Paul Cezanne, “Le Pont des Trois-Sautets”, circa 1906, aquarelle et crayon, 40.8 x 54.3 cm, Cincinati Art Museum

(Puisque la Société Paul Cezanne écrit le nom du peintre sans accent sur l’e, je me dis qu’ils ont leur raison, alors je vais faire accordement. Par ailleurs, on trouve sur l’Internet qu’il est possible d’écrire d’une manière autant que l’autre.) Quel site faut-il “croire” ? Je dirais : Le Musée. Ainsi soit-il.
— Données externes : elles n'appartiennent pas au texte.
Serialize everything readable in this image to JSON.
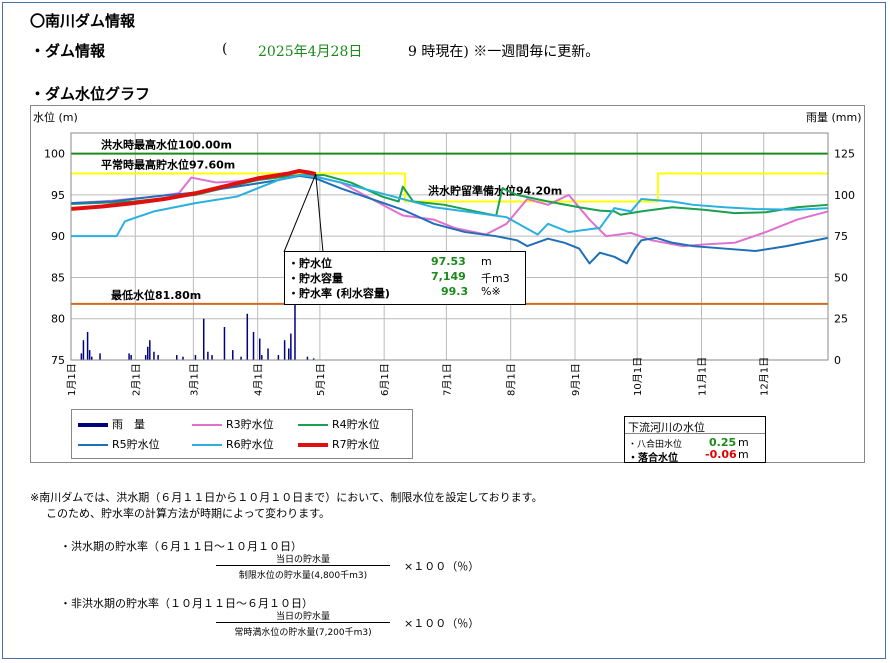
{
  "header": {
    "title": "〇南川ダム情報",
    "dam_info_label": "・ダム情報",
    "paren_open": "(",
    "date": "2025年4月28日",
    "time_note": "9 時現在) ※一週間毎に更新。",
    "graph_label": "・ダム水位グラフ"
  },
  "info_box": {
    "rows": [
      {
        "label": "・貯水位",
        "value": "97.53",
        "unit": "m"
      },
      {
        "label": "・貯水容量",
        "value": "7,149",
        "unit": "千m3"
      },
      {
        "label": "・貯水率 (利水容量)",
        "value": "99.3",
        "unit": "%※"
      }
    ]
  },
  "downstream_box": {
    "title": "下流河川の水位",
    "rows": [
      {
        "label": "・八合田水位",
        "value": "0.25",
        "unit": "m",
        "color": "#1a8a1a"
      },
      {
        "label": "・落合水位",
        "value": "-0.06",
        "unit": "m",
        "color": "#e00000"
      }
    ]
  },
  "chart_data": {
    "type": "line",
    "ylabel_left": "水位 (m)",
    "ylabel_right": "雨量 (mm)",
    "ylim_left": [
      75,
      102.5
    ],
    "ylim_right": [
      0,
      137.5
    ],
    "yticks_left": [
      "100",
      "95",
      "90",
      "85",
      "80",
      "75"
    ],
    "yticks_right": [
      "125",
      "100",
      "75",
      "50",
      "25",
      "0"
    ],
    "x_ticks": [
      "1月1日",
      "2月1日",
      "3月1日",
      "4月1日",
      "5月1日",
      "6月1日",
      "7月1日",
      "8月1日",
      "9月1日",
      "10月1日",
      "11月1日",
      "12月1日"
    ],
    "grid": true,
    "reference_lines": [
      {
        "label": "洪水時最高水位100.00m",
        "value": 100.0,
        "color": "#1a8a1a"
      },
      {
        "label": "平常時最高貯水位97.60m",
        "value": 97.6,
        "color": "#ffff00"
      },
      {
        "label": "洪水貯留準備水位94.20m",
        "value": 94.2,
        "color": "#ffff00"
      },
      {
        "label": "最低水位81.80m",
        "value": 81.8,
        "color": "#d2691e"
      }
    ],
    "limit_line": {
      "x": [
        0,
        161,
        161,
        283,
        283,
        365
      ],
      "y": [
        97.6,
        97.6,
        94.2,
        94.2,
        97.6,
        97.6
      ],
      "color": "#ffff00"
    },
    "series": [
      {
        "name": "R3貯水位",
        "color": "#e070d0",
        "width": 2,
        "x": [
          0,
          20,
          40,
          52,
          58,
          70,
          90,
          105,
          115,
          130,
          145,
          160,
          175,
          185,
          200,
          210,
          220,
          230,
          240,
          250,
          258,
          270,
          280,
          295,
          305,
          320,
          335,
          350,
          365
        ],
        "y": [
          94,
          94.3,
          94.8,
          95.2,
          97.1,
          96.5,
          96.8,
          97.3,
          97.4,
          96.5,
          94.5,
          92.5,
          92,
          91,
          90.2,
          91.5,
          94.5,
          93.8,
          95,
          92,
          90,
          90.4,
          89.5,
          88.8,
          89,
          89.2,
          90.5,
          92,
          93
        ]
      },
      {
        "name": "R4貯水位",
        "color": "#1aa050",
        "width": 2,
        "x": [
          0,
          30,
          60,
          90,
          110,
          122,
          135,
          150,
          158,
          160,
          165,
          180,
          195,
          205,
          208,
          215,
          230,
          245,
          255,
          262,
          265,
          275,
          290,
          305,
          320,
          335,
          350,
          365
        ],
        "y": [
          93.9,
          94.2,
          95,
          96.8,
          97.4,
          97.4,
          96.5,
          94.8,
          94.2,
          96,
          94.2,
          93.8,
          93,
          92.5,
          95.8,
          95,
          94.2,
          93.5,
          93.1,
          93,
          92.6,
          93,
          93.5,
          93.2,
          92.8,
          92.9,
          93.5,
          93.8
        ]
      },
      {
        "name": "R5貯水位",
        "color": "#1f6fb8",
        "width": 2,
        "x": [
          0,
          20,
          40,
          60,
          80,
          100,
          110,
          118,
          130,
          145,
          160,
          175,
          190,
          205,
          215,
          220,
          230,
          238,
          245,
          250,
          255,
          262,
          268,
          272,
          275,
          282,
          290,
          300,
          315,
          330,
          345,
          365
        ],
        "y": [
          94,
          94.2,
          94.8,
          95.3,
          96,
          96.8,
          97.3,
          97,
          95.8,
          94.5,
          93.2,
          91.5,
          90.5,
          90,
          89.5,
          88.8,
          89.7,
          89.2,
          88.5,
          86.7,
          88,
          87.5,
          86.7,
          88.5,
          89.5,
          89.8,
          89.2,
          88.8,
          88.5,
          88.2,
          88.8,
          89.8
        ]
      },
      {
        "name": "R6貯水位",
        "color": "#2ab0e0",
        "width": 2,
        "x": [
          0,
          20,
          22,
          26,
          40,
          60,
          80,
          100,
          110,
          118,
          130,
          145,
          160,
          175,
          190,
          210,
          225,
          230,
          240,
          255,
          262,
          270,
          275,
          290,
          300,
          315,
          330,
          350,
          365
        ],
        "y": [
          90,
          90,
          90,
          91.8,
          93,
          94,
          94.8,
          96.8,
          97.4,
          97.2,
          96.5,
          95.5,
          94.5,
          93.5,
          93,
          92.3,
          90.2,
          91.5,
          90.5,
          91,
          93.4,
          93,
          94.5,
          94.2,
          93.8,
          93.5,
          93.3,
          93.2,
          93.4
        ]
      },
      {
        "name": "R7貯水位",
        "color": "#e01010",
        "width": 4,
        "x": [
          0,
          15,
          30,
          45,
          60,
          75,
          90,
          100,
          105,
          110,
          115,
          118
        ],
        "y": [
          93.3,
          93.6,
          94,
          94.5,
          95.2,
          96.1,
          97.0,
          97.4,
          97.6,
          97.9,
          97.7,
          97.53
        ]
      }
    ],
    "rain": {
      "name": "雨量",
      "color": "#000080",
      "days": [
        5,
        6,
        8,
        9,
        10,
        14,
        28,
        29,
        36,
        37,
        38,
        40,
        42,
        51,
        54,
        60,
        64,
        66,
        68,
        74,
        78,
        82,
        85,
        88,
        91,
        92,
        95,
        100,
        103,
        105,
        106,
        108,
        114,
        117
      ],
      "mm": [
        4,
        12,
        17,
        6,
        2,
        4,
        4,
        3,
        3,
        8,
        12,
        5,
        3,
        3,
        2,
        3,
        25,
        5,
        3,
        20,
        6,
        2,
        28,
        17,
        13,
        3,
        7,
        3,
        12,
        7,
        16,
        45,
        2,
        1
      ]
    }
  },
  "legend": [
    {
      "key": "rain",
      "label": "雨　量",
      "color": "#000080",
      "width": 4
    },
    {
      "key": "r3",
      "label": "R3貯水位",
      "color": "#e070d0",
      "width": 2
    },
    {
      "key": "r4",
      "label": "R4貯水位",
      "color": "#1aa050",
      "width": 2
    },
    {
      "key": "r5",
      "label": "R5貯水位",
      "color": "#1f6fb8",
      "width": 2
    },
    {
      "key": "r6",
      "label": "R6貯水位",
      "color": "#2ab0e0",
      "width": 2
    },
    {
      "key": "r7",
      "label": "R7貯水位",
      "color": "#e01010",
      "width": 4
    }
  ],
  "notes": {
    "line1": "※南川ダムでは、洪水期（６月１１日から１０月１０日まで）において、制限水位を設定しております。",
    "line2": "このため、貯水率の計算方法が時期によって変わります。",
    "flood_title": "・洪水期の貯水率（６月１１日～１０月１０日）",
    "flood_num": "当日の貯水量",
    "flood_den": "制限水位の貯水量(4,800千m3)",
    "flood_mult": "×１００（％）",
    "nonflood_title": "・非洪水期の貯水率（１０月１１日～６月１０日）",
    "nonflood_num": "当日の貯水量",
    "nonflood_den": "常時満水位の貯水量(7,200千m3)",
    "nonflood_mult": "×１００（％）"
  }
}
Et, franchement, les couleurs rehaussées par Wikipédia semblent tout de même un peu too much, comme si Cezanne avait de graves problèmes oculaires et, pour tout dire, la “version” du Musée correspond davantage à sa palette non ? Le peintre ne nous a pas habitués à des teintes aussi criardes. Soit. Venons-en au sujet. N’était le pont, il serait bien difficile, fors le fût à droite, par ailleurs, d’identifier de quoi il s’agit. Ce tableau, est incroyable ; pas seulement parce qu’il dépeint une nature quasiment kléeenne avant l’heure, mais parce que le pont représenté est, pour le moins, fantaisiste. Voici une photographie issue du site de la Société Paul Cezanne :    

Et là, on se dit, seuls le tablier et l’arc correspondent, quoiqu’avec une accentuation de l’angle de l’arc plus réduite chez le peintre, au pont actuel. L’arc est plus fermé et serré dans le tableau qu’en réalité. Surtout, il semble quasiment transparent ce pont, décoré dans l’arc depuis on ne sait quel point, et quasi transparent dans son tablier. Mais ce qui nous importe davantage, ici, c’est la végétation. Totalement libérée de tout support ; nulle branche, tige, whatever. C’est un déluge de végétation comme en apesanteur. Je n’exagère pas ; demandez-vous d’où surgissent toutes ces feuilles multicolores. Ne cherchez pas, vous perdez votre temps. Ce tableau, je vous le dis, est incroyable. Et pourtant il est. Comme Dieu, pour certains. « Car je ne cherche point à comprendre pour croire, mais je crois pour parvenir à comprendre. Je crois, en effet, parce que, si je ne croyais pas à cet être, je ne parviendrais jamais à le comprendre », Anselme de Canterbury. Mais, fors Anselme, on peut bien croire sans ne jamais comprendre ; c’est peut-être cela, le sel de la vie, Marcel… Mais revenons à ces couleurs, à ces donc formes données pour réelles par le peintre, tandis qu’il sait très bien qu’il est dans la pure dépiction. Enlevez, en tant que safeguards, fûts et tablier et pont ; que reste-t-il ? Un joli bazar, ou bien, plus poliment, la vie de la peinture, égayée dans la nature :

Rapportés en gros plans, tout cela devient incroyable. Par exemple, que reconnaître dans ces deux détails ? Rien. Il faut tout de même avoir à l’idée que Cezanne, de longtemps, a engagé une lutte entre forme et informe, entre représentation et dépiction (la première est “fidèle” dans le faire-accroire — “make-believe” —, la seconde ne l’est pas). Cette lutte est patente dès 1862, avec par exemple le tableau “La voûte”, où l’on distingue, presque en deux pans différents, le côté gauche au mur très abstractisé et le pont plus réaliste. Mais tout autant en 1865, dites-moi un peu si vous reconnaissez bien là des…… œufs ? 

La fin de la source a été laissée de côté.